My question is should I let the lager warm back up to 11 or 12 degrees before transferring to keg? So that yeast is back at fermenting temps for when I put the doppel in?

I'd planned on putting the doppelbock cube in the chesty with the lager, set temp to eleven for 24hours then keg and pitch.

Any advice or input would be much appreciated.

Cheers
 
The yeast temp should be as close to the wort temp as possible so you don't shock the yeast. If you get within the +/- 5 degree range the yeast should be fine.
 
The advice I've received is that you really should be washing your yeast, especially as it sounds like your lagering it on top of the yeast cake.
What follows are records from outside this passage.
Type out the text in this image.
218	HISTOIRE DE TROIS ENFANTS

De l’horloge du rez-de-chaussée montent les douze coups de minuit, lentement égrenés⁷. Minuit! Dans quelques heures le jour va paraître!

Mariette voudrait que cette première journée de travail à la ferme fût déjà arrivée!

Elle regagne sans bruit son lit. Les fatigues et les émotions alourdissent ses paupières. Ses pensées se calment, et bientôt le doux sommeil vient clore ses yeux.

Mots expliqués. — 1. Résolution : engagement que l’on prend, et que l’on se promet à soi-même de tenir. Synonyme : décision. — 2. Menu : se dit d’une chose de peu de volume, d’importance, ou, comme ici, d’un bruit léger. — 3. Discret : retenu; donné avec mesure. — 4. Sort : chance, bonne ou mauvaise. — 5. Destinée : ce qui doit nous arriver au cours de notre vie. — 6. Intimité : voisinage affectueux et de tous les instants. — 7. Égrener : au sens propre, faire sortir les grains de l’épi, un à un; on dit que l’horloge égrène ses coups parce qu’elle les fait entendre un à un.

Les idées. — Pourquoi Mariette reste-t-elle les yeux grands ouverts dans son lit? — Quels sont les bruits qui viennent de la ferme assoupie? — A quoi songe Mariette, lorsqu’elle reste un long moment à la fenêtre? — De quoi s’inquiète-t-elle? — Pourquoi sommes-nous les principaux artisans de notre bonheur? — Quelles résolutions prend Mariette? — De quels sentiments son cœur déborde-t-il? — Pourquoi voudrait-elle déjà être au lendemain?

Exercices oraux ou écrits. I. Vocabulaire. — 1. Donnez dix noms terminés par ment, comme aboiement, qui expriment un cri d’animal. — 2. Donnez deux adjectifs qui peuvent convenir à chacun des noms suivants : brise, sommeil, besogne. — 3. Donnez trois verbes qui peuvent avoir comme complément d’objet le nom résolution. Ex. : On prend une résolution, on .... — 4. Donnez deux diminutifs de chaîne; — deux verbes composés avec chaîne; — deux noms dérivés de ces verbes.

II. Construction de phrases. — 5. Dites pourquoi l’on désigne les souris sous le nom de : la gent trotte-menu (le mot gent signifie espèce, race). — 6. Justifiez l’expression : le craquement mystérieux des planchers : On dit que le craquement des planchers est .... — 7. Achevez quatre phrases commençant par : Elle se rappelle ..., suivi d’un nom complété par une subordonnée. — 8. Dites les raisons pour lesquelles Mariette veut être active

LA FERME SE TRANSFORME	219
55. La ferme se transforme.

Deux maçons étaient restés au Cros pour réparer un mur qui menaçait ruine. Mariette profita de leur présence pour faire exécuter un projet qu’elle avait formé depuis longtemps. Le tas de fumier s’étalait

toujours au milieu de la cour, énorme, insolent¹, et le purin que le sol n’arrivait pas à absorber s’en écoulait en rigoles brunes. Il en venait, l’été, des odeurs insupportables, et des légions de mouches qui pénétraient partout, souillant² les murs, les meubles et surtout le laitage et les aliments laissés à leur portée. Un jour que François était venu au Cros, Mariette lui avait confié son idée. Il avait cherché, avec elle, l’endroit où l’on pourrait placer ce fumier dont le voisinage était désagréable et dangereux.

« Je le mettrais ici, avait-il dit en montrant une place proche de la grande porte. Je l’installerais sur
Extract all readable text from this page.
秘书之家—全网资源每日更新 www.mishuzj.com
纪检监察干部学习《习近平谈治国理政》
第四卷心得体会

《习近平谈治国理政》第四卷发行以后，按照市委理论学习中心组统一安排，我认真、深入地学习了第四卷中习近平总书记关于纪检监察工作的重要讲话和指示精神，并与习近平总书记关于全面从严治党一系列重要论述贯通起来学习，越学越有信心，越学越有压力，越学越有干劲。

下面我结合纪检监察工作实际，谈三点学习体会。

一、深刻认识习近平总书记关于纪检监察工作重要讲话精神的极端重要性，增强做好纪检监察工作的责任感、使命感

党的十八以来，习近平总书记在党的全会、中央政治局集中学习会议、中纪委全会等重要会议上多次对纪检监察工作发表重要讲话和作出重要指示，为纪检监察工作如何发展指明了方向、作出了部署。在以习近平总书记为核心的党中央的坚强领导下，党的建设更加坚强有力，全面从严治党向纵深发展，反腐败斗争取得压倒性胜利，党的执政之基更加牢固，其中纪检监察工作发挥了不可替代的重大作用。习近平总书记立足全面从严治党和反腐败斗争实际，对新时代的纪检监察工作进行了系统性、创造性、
Two brews worth of Trub may give you some off flavours in the doppelbock
 
I think it was Nick (RIP) who quoted 2 cups of trub for a lager (1 for Ales) any more is heading into over pitching and isnt great practice.

Removing the trub from the yeast.. "Rinsing" is always a good idea but many people do without that process with no discernable off flavours.
 
Ok sweet, thanks for all the helpful replies.

I'll put the cube in with current lager and get them to same temp before using, plus I'll tip majority of the yeast cake out before pitching the doppelbock.

Cheers fellas you rock B)
 
If I was you I'd just keep your current lager cold while transferring it to keg, that way you have the beer roughly where you want it and you also avoid possible foaming while kegging.

That little yeast that you have left in your fermenter will warm up pretty quickly without that big thermal mass of beer on top of it. This is how I usually do it.

Another thing that I only know from hear say and can't confirm from experience:
Yeast can get shocked when warm yeast is added to colder wort, but not so much when cold yeast is added to warmer wort.

A bit like when you're in the shower: switch from cold to warm feels good, switching from warm to cold not so good.


And while we're talking about alger pitching: If you can, pitch colder than you're planning to ferment.
I usually cool wort and yeast (when I'm not repitching) down to 4-6 degrees, then let it warm up to 9 or where ever I want to ferment at. This requires ideally a big healthy starter and a good dose of oxygen.

On your current repitch you already have a big healthy starter and don't really need to worry about the oxygen, so just try to cool your wort down a little more if you can. If you can't then don't worry about it as you will still make great beer.